Data Types: `logical`

Empty groups indicator, specified as `true` or `false`. When the parameter value is `false`, `groupsummary` does not display groups with zero elements. When the parameter value is `true`, `groupsummary` displays the empty groups.

Data Types: `logical`

## Output Arguments

collapse all

Output table, returned as a table containing the specified computations for each group.

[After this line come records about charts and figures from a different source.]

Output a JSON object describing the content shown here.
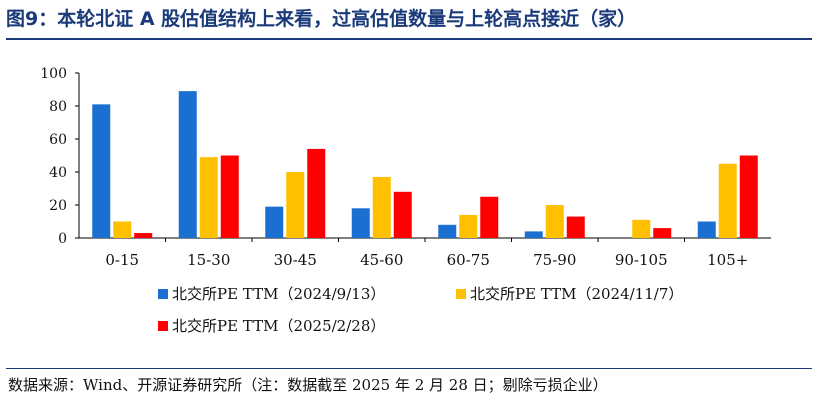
{
  "header": {
    "title": "图9：本轮北证 A 股估值结构上来看，过高估值数量与上轮高点接近（家）"
  },
  "footer": {
    "source": "数据来源：Wind、开源证券研究所（注：数据截至 2025 年 2 月 28 日；剔除亏损企业）"
  },
  "colors": {
    "accent": "#1a3a7a",
    "series": [
      "#1a6fd1",
      "#ffc000",
      "#ff0000"
    ]
  },
  "chart_data": {
    "type": "bar",
    "categories": [
      "0-15",
      "15-30",
      "30-45",
      "45-60",
      "60-75",
      "75-90",
      "90-105",
      "105+"
    ],
    "series": [
      {
        "name": "北交所PE TTM（2024/9/13）",
        "values": [
          81,
          89,
          19,
          18,
          8,
          4,
          0,
          10
        ]
      },
      {
        "name": "北交所PE TTM（2024/11/7）",
        "values": [
          10,
          49,
          40,
          37,
          14,
          20,
          11,
          45
        ]
      },
      {
        "name": "北交所PE TTM（2025/2/28）",
        "values": [
          3,
          50,
          54,
          28,
          25,
          13,
          6,
          50
        ]
      }
    ],
    "ylim": [
      0,
      100
    ],
    "yticks": [
      0,
      20,
      40,
      60,
      80,
      100
    ],
    "grid": false,
    "legend_position": "bottom-left"
  }
}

Output array, returned as a vector or matrix containing the group computations. When you specify multiple methods, `groupsummary` horizontally concatenates the computations in the order that they were listed.

Groups for array input data, returned as a column vector or cell array of column vectors each corresponding to a grouping vector.

When you provide more than one grouping vector, `BG` is a cell array containing column vectors of equal length. The group information can be found by looking at the elements rowwise across all vectors in `BG`. Each group maps to the corresponding row of the output array `B`.

Group counts for array input data, returned as a column vector containing the number of elements in each group. The length of `BC` is the same as the length of the group column vectors returned in `BG`.

## Tips

• When making many calls to `groupsummary`, consider converting grouping variables to type `categorical` or `logical` when possible for improved performance. For example, if you have a grouping variable of type `char` (such as `Gender` with elements `'Male'` and `'Female'`), you can convert it to a categorical value using the command `categorical(Gender)`.